Two years after historic flooding devastated the Lake Ontario shoreline, the lake level is unusually high and property owners are just now starting to fret about a repeat this spring.
The water level in the huge lake is nearly 14 inches higher than it usually is at this point of the winter. Over the 60 years, the lake has been this high in mid-February only five times — and in two of those years, 1973 and 1993, serious flooding occurred in the spring.
That doesn’t mean flooding is inevitable by any means. The lake level likely won’t peak until May, and if snow and rainfall are modest for the rest of the winter and the spring, the level could well remain below the danger point.
Wind whips the waves on Lake Ontario at Ontario Beach Park Dec. 18, 2018. The sun was just rising in the horizon, (Photo11: Tina MacIntyre-Yee/Rochester Democrat and Chronicle)
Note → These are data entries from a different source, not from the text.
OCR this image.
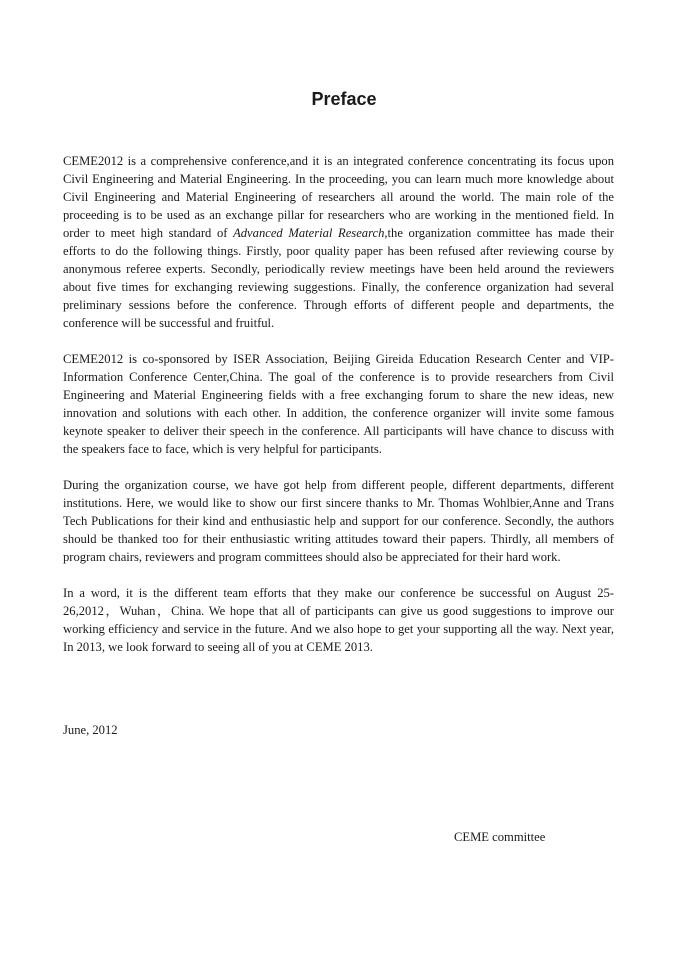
Preface

CEME2012 is a comprehensive conference,and it is an integrated conference concentrating its focus upon Civil Engineering and Material Engineering. In the proceeding, you can learn much more knowledge about Civil Engineering and Material Engineering of researchers all around the world. The main role of the proceeding is to be used as an exchange pillar for researchers who are working in the mentioned field. In order to meet high standard of Advanced Material Research,the organization committee has made their efforts to do the following things. Firstly, poor quality paper has been refused after reviewing course by anonymous referee experts. Secondly, periodically review meetings have been held around the reviewers about five times for exchanging reviewing suggestions. Finally, the conference organization had several preliminary sessions before the conference. Through efforts of different people and departments, the conference will be successful and fruitful.

CEME2012 is co-sponsored by ISER Association, Beijing Gireida Education Research Center and VIP-Information Conference Center,China. The goal of the conference is to provide researchers from Civil Engineering and Material Engineering fields with a free exchanging forum to share the new ideas, new innovation and solutions with each other. In addition, the conference organizer will invite some famous keynote speaker to deliver their speech in the conference. All participants will have chance to discuss with the speakers face to face, which is very helpful for participants.

During the organization course, we have got help from different people, different departments, different institutions. Here, we would like to show our first sincere thanks to Mr. Thomas Wohlbier,Anne and Trans Tech Publications for their kind and enthusiastic help and support for our conference. Secondly, the authors should be thanked too for their enthusiastic writing attitudes toward their papers. Thirdly, all members of program chairs, reviewers and program committees should also be appreciated for their hard work.

In a word, it is the different team efforts that they make our conference be successful on August 25-26,2012，Wuhan，China. We hope that all of participants can give us good suggestions to improve our working efficiency and service in the future. And we also hope to get your supporting all the way. Next year, In 2013, we look forward to seeing all of you at CEME 2013.

June, 2012

CEME committee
“I understand that people are concerned,” said Keith Koralewski, a hydrologist with the U.S. Army Corps of Engineers in Buffalo who advises regulators on the lake level. “But we’re in February. It’s still too early to know what the weather’s going to be like later this month and into March and April.”
Lake Ontario typically rises more than a foot from late winter to late spring in response to melting snow and spring rain. Flood worries arise if the lake starts from a higher-than-normal point in winter, or receives an above-normal amount of runoff and precipitation in the spring.